Destin d'encre

Écrire: cette ultime chance de survie…

 

De quelques griffures d’encre me peindre un horizon,

Faire taire tous mes silences surtout les plus féconds,

Abolir ma pudeur, m’aliéner de passion,

Vomir enfin mes peurs sans haine, en ponctuation,

Est-ce-que les mots enfin me saouleront assez,

Pour que de leur ivresse se crée ma liberté?

À force de maudire mes heures sur du papier

Parviendrais-je jamais à l’oubli du passé?

 

Il n’est d’autre possible pour vivre mon présent

Que ce jeu d’assemblage de tous mes sentiments

À traduire sans faiblir et sans atermoiements

Pour rendre un peu crédible tous mes balbutiements.

Et puis il y a l’avenir à m’inventer chaque jour;

Les illusions perdues ne viennent à mon secours

Que par l’espoir secret d’apporter mon concours

Au cercle si parfait des écrits de velours.

 

Pourtant aucune angoisse n’est jamais plus violente

Que celle de se perdre d’une plume hésitante

Dans l’enfer absolu d’une langue insignifiante

Insoluble terreur de mon âme dilettante.

L’interminable doute, l’effroyable émotion

Pour chaque mot couché vénérer l’expiation

Et d’une nouvelle audace tenter la perfection

Inaccessible étoile des moindres prétentions.

 

il me faudra mille fois me vider les entrailles

En sortir le plus noir et me livrer bataille

Pour qu’au détour d’une ligne, enfin un mot qui vaille

La peine d’avoir ciselé ma phrase tel un vitrail.

Mais pour un seul miracle, combien de déchirures

Signeront dans la honte ma seule désinvolture.

Mesquine vanité d’hasarder l’écriture,

Incroyable fatuité de mon esprit impur.

 

Quand chaque nuit rappelle à mon âme meurtrie

Qu’il n’est aucune excuse à n’avoir pas écrit,

Que l’offense à la page que je n’aurais noircie

Résonnera à mes tempes toujours et sans merci.

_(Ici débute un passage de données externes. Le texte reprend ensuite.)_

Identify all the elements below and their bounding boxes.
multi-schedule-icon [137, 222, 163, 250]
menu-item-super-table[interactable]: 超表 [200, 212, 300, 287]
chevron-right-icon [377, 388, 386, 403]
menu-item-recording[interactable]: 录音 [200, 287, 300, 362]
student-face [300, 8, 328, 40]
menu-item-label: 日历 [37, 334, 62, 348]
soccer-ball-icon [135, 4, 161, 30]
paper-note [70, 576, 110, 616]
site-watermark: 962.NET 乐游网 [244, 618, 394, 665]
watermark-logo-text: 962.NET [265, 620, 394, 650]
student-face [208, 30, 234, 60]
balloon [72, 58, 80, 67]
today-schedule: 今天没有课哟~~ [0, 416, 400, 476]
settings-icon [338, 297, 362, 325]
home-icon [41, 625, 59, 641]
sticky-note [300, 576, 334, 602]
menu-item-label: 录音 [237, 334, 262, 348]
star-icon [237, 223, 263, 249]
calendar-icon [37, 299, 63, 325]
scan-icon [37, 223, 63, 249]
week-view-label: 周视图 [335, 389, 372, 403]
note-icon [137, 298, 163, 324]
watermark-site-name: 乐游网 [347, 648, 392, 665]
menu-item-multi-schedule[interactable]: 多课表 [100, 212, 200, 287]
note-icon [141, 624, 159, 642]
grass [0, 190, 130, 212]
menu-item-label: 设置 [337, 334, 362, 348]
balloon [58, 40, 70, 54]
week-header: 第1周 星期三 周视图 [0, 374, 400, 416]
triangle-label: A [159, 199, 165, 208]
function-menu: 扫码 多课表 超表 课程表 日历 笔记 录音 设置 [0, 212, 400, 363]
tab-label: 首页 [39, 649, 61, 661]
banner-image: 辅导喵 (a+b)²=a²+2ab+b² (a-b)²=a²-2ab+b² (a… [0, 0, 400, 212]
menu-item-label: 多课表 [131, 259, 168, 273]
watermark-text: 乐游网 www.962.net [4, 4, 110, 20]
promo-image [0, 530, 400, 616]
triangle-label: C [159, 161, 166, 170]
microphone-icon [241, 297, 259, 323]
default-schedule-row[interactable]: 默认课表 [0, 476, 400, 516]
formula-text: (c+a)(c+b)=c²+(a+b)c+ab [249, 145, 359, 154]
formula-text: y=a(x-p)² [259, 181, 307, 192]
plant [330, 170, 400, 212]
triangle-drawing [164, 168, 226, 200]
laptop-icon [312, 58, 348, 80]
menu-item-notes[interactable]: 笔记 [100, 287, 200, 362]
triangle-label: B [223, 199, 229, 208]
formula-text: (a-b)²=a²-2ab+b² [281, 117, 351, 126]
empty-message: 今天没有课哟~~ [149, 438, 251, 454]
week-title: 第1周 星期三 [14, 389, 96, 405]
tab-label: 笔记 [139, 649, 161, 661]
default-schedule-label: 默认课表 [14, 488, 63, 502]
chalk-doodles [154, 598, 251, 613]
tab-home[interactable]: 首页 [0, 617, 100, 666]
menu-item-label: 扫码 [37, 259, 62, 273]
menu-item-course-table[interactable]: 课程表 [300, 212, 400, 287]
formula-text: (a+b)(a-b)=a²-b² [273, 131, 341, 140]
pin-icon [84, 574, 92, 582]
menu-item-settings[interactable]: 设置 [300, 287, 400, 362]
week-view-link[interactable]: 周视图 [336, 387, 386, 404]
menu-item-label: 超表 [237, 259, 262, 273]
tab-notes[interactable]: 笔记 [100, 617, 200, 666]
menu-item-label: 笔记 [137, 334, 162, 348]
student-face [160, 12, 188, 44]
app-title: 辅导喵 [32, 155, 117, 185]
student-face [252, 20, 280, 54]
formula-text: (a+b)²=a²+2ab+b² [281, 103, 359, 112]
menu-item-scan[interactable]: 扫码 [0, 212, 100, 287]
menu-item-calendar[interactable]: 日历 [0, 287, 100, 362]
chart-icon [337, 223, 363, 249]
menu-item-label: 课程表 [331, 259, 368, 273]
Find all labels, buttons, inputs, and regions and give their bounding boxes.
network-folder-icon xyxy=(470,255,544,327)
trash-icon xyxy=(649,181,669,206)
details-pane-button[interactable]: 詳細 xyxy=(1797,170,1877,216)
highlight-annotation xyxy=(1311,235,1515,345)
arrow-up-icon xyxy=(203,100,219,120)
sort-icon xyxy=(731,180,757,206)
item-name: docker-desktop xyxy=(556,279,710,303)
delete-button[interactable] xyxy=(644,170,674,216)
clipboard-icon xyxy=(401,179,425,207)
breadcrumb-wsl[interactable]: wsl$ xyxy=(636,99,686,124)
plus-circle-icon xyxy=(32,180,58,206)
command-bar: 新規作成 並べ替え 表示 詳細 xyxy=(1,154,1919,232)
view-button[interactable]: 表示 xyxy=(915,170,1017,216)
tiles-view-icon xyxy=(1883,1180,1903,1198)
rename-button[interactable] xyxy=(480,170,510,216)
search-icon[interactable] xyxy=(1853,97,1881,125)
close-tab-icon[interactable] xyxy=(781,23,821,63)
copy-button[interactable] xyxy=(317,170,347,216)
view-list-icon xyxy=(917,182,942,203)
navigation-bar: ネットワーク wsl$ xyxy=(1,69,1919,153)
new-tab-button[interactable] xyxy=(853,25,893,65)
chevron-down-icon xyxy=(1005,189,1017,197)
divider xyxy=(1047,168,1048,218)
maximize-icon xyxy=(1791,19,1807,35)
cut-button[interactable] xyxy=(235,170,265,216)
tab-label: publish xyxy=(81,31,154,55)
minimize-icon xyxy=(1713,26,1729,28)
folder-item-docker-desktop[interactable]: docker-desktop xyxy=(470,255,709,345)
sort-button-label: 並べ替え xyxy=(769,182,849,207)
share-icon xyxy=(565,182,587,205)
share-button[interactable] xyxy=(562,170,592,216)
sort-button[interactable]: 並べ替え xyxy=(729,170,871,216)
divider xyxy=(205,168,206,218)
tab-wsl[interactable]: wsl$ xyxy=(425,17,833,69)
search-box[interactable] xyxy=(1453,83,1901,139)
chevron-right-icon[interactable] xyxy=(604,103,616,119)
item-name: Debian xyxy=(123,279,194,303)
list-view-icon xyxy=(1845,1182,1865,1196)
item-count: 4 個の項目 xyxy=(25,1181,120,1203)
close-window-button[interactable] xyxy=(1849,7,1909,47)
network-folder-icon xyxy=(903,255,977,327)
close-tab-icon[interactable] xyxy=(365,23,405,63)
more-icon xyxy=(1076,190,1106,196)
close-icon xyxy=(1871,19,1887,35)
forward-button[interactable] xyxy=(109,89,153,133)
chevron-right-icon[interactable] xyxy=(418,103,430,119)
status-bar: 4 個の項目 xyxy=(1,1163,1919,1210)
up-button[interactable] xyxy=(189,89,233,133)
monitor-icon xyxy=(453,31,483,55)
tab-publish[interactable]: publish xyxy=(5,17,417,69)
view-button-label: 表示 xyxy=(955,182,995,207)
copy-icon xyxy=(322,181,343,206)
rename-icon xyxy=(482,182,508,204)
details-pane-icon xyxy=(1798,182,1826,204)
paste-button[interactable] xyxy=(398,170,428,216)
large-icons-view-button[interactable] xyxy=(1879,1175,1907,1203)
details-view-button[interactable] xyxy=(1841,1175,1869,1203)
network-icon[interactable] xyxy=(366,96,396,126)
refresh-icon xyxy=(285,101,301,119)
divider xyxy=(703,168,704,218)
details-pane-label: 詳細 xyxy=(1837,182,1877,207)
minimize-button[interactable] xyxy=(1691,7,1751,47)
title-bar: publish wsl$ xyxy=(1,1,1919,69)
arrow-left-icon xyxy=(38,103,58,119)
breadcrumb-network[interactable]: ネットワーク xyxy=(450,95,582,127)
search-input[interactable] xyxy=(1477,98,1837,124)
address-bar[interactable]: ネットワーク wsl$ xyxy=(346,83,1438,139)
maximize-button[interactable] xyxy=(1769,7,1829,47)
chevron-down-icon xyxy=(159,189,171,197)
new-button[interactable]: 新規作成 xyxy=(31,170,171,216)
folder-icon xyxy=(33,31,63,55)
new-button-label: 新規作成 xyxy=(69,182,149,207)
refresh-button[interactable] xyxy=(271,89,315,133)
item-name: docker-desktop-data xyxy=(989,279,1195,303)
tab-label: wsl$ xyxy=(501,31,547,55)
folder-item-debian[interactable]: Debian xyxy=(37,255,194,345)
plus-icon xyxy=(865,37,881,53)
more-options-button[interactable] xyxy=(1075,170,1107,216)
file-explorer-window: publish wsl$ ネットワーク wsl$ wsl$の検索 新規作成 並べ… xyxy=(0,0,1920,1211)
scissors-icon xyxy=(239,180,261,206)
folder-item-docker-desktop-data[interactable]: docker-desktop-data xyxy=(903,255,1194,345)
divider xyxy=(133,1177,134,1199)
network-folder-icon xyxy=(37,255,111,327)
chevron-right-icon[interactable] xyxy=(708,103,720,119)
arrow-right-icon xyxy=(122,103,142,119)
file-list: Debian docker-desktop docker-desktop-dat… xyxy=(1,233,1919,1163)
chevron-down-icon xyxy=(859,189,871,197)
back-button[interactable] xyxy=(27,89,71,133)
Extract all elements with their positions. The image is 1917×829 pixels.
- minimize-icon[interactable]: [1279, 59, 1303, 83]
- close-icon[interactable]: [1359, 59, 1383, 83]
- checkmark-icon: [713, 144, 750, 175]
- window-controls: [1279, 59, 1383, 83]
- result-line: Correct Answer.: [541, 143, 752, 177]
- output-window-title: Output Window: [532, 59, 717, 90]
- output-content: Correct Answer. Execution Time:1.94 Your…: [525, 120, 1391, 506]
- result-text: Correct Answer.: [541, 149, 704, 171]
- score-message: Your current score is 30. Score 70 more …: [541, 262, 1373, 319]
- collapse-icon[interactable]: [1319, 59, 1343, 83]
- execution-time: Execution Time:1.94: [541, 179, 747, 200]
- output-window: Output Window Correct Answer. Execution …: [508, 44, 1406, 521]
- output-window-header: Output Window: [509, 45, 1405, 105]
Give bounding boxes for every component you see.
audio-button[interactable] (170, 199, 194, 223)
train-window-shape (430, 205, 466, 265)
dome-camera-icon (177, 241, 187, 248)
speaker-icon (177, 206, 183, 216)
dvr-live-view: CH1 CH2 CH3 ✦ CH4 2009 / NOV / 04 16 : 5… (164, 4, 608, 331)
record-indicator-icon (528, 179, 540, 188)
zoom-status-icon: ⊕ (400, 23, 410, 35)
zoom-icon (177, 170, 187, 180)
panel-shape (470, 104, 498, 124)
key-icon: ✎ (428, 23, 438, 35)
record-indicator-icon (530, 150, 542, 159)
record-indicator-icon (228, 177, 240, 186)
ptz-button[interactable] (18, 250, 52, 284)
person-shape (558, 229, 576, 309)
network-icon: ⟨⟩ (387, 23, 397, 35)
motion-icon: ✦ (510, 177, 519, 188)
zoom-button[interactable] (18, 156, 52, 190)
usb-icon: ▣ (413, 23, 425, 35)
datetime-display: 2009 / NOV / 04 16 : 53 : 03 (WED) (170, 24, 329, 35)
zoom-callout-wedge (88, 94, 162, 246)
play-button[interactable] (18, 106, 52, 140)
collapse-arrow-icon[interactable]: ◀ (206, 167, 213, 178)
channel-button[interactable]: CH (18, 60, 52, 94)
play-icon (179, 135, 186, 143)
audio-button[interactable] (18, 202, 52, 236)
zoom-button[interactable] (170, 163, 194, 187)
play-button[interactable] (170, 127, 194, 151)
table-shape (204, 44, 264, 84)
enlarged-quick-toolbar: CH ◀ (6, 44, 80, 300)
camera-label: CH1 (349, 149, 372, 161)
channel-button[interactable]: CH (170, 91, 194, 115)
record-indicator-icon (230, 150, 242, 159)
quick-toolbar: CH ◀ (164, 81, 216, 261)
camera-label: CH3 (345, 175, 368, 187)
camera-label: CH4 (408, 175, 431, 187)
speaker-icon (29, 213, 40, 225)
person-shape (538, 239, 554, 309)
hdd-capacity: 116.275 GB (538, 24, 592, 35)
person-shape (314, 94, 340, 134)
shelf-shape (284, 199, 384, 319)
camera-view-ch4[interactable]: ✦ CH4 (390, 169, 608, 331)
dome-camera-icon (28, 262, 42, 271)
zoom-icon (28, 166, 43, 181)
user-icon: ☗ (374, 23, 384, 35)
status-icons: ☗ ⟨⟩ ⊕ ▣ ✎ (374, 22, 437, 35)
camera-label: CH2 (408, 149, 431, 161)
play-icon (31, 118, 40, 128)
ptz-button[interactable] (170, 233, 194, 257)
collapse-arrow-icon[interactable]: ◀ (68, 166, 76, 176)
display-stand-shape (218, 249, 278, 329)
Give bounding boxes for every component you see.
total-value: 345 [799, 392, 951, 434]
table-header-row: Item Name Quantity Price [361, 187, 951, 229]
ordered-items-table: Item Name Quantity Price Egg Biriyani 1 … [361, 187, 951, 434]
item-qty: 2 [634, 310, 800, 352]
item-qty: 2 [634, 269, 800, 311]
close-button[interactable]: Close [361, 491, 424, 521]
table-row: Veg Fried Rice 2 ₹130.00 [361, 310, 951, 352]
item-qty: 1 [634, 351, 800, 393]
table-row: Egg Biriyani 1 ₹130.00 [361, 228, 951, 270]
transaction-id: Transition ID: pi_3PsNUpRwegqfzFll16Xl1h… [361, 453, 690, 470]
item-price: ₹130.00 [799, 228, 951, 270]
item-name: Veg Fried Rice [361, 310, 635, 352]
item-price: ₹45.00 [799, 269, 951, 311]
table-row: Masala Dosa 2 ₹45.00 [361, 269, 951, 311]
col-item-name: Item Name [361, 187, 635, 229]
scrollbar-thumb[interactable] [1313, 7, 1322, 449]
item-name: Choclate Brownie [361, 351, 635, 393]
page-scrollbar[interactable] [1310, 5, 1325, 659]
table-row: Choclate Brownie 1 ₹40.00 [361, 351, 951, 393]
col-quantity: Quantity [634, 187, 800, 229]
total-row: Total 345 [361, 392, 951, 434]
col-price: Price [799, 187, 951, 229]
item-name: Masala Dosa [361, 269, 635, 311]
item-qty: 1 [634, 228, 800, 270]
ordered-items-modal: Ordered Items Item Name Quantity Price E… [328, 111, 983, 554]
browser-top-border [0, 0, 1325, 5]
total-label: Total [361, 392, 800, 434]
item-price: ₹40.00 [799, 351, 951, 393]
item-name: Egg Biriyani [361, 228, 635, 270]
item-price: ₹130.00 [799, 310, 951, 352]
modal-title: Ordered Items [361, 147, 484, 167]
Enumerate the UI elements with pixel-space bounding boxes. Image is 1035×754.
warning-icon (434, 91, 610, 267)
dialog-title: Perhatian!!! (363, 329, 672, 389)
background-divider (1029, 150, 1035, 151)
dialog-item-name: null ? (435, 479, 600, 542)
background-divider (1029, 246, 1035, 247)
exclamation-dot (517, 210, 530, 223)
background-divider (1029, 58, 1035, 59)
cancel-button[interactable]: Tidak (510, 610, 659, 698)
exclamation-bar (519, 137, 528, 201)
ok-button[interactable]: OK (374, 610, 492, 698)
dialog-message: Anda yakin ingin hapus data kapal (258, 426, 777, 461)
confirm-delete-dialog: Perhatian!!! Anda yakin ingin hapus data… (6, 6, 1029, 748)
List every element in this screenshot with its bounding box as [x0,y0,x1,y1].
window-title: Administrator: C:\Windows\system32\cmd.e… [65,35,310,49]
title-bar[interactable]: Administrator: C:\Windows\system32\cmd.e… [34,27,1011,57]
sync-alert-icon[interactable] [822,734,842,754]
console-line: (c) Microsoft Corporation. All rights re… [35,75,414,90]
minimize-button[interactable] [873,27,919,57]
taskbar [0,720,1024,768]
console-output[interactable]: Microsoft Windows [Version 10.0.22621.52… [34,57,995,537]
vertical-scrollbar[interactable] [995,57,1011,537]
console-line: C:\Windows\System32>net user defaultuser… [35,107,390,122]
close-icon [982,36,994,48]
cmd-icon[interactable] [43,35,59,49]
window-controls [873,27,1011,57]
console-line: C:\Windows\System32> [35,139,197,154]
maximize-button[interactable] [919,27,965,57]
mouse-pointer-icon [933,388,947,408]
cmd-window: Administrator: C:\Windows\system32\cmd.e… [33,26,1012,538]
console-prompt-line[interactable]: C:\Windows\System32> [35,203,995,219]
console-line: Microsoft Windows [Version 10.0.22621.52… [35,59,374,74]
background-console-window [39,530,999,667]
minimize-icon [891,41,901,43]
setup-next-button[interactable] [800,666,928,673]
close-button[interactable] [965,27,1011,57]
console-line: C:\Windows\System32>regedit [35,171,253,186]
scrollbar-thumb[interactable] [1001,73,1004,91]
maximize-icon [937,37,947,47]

Perpétuelle condamnée je livre soir après soir

Le même secret combat, la course à la victoire

Du message à défendre ou de la chance d’avoir

Par la grâce d’une rime troubler mon désespoir.

 

S’il est une trêve enfin pour que je m’ensommeille

Sans avoir à tuer de longues heures de veille

Pour plonger sans regret au pays des merveilles

Je devrais m’assécher à chaque nouveau soleil,

De mes pensées soufrées comme de mes bagatelles

Afin que mes yeux clos éludent la dentelle

De la danse des mots valsant dans mes prunelles.